While it may not be desirable for the default transformer to convert
more Markdown nodes to DocTree
nodes, it would be possible to
for there to be additional transformers that a client may choose to
use that are adequate and sufficient for their needs. This would primarily
be for applications other than javadoc
, that want to do custom processing
of documentation comments.
Using /**...*/
Comments
The somewhat more interesting alternative to consider is to parse Markdown
in the existing form of /**...*/
comments instead of or in addition to
introducing the use of ///
comments. While Markdown allows the use of
embedded HTML, Markdown and HTML are different languages with different
syntax rules. In HTML, whitespace is only significant as literal text in
a <pre>
element, whereas in Markdown, vertical whitespace may indicate
a paragraph break, leading horizontal whitespace may indicate an indented
code block or a nested list, and trailing whitespace may indicate a hard
line break, equivalent to <br>
in HTML. Additionally, there are numerous
examples in the JDK code of square brackets being used in narrative text
and so at risk of being interpreted as a link to a program element
(for example, The information is returned as a two-dimensional array (array[x][y])
).
Configurable comment styles
While it would be possible to build a way to configure a system that accept some
/** ... */
documentation comments in Markdown format and others in HTML format,
it is not clear that such a mechanism would have any significant advantage over
the more overt use of ///
comments for comments in Markdown format and the
continued use of /** ... */
for comments in HTML format.
Risks and Assumptions
Because the implementation employs a third-party library, commonmark-java, to transform Markdown to HTML, if external support for the library is dropped, we will have to maintain a fork of the library for use in our tools or find an equivalent alternative.

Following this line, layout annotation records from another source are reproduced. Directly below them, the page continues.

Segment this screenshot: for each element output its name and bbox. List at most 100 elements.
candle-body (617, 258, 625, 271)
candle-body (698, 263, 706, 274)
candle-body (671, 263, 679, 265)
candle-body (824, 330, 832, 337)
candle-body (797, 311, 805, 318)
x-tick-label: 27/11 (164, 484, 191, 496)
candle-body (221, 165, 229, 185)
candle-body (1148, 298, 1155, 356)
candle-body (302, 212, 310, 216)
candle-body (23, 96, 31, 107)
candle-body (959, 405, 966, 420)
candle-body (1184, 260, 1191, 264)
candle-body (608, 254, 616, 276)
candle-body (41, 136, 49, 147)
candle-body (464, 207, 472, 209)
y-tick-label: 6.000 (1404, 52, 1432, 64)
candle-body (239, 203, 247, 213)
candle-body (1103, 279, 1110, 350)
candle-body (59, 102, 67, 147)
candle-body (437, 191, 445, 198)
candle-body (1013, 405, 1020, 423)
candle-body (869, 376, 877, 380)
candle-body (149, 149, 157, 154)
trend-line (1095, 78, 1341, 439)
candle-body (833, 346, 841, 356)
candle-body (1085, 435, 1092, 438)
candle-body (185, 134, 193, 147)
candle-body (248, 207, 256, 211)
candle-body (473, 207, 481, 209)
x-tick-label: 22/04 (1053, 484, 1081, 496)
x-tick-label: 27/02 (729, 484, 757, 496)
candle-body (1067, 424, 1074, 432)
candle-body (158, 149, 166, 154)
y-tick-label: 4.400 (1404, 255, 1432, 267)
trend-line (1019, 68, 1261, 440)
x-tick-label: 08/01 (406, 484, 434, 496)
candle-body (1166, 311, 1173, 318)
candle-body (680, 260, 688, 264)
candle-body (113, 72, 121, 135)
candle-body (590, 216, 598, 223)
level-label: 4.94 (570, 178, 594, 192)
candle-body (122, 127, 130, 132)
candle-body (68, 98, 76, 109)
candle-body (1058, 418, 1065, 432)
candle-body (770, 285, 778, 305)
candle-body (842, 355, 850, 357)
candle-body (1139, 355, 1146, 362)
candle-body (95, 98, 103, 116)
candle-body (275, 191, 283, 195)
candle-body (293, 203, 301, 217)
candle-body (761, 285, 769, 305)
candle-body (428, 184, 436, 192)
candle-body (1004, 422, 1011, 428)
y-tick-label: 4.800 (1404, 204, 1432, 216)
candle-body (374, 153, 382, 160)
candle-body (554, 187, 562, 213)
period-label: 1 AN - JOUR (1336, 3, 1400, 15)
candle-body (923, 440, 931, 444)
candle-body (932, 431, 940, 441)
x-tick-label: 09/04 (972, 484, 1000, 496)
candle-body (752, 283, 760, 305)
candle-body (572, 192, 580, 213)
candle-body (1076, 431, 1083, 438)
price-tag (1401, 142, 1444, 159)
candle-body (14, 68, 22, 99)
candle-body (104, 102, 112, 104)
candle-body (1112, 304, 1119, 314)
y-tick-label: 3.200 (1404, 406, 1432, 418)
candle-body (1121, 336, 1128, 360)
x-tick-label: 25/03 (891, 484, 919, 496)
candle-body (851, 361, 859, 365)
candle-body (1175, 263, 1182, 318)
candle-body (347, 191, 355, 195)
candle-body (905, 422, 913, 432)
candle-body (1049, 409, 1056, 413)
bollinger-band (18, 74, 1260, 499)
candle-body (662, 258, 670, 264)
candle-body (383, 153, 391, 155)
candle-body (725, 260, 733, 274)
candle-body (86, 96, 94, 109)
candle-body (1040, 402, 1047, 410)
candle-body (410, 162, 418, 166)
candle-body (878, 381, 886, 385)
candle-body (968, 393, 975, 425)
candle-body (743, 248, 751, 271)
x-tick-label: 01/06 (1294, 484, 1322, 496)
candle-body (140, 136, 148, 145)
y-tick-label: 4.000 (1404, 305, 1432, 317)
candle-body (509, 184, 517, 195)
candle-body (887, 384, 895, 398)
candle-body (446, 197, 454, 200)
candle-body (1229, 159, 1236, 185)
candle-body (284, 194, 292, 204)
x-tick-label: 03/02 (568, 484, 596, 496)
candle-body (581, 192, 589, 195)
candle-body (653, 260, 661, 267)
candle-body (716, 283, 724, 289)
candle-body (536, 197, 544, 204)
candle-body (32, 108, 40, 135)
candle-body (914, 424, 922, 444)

An additional risk is that of an increased presence of errors in
generated API specifications, because of the reduced ability to
check for bad code, and because authors sometimes omit to check
the generated form of their documentation. (JBS reports there have
been over forty issues in JDK containing the words "bad" or "malformed"
"HTML" in their Summary description, with over ten in the main core-libs
area.
Many involve mismatched tags that render the page effectively unusable.
And all of which, presumably, were not detected up front by the authors or
their reviewers.)
Dependencies
The primary dependency is on the chosen third-party library. There are no JDK features that are dependent on this work at this time.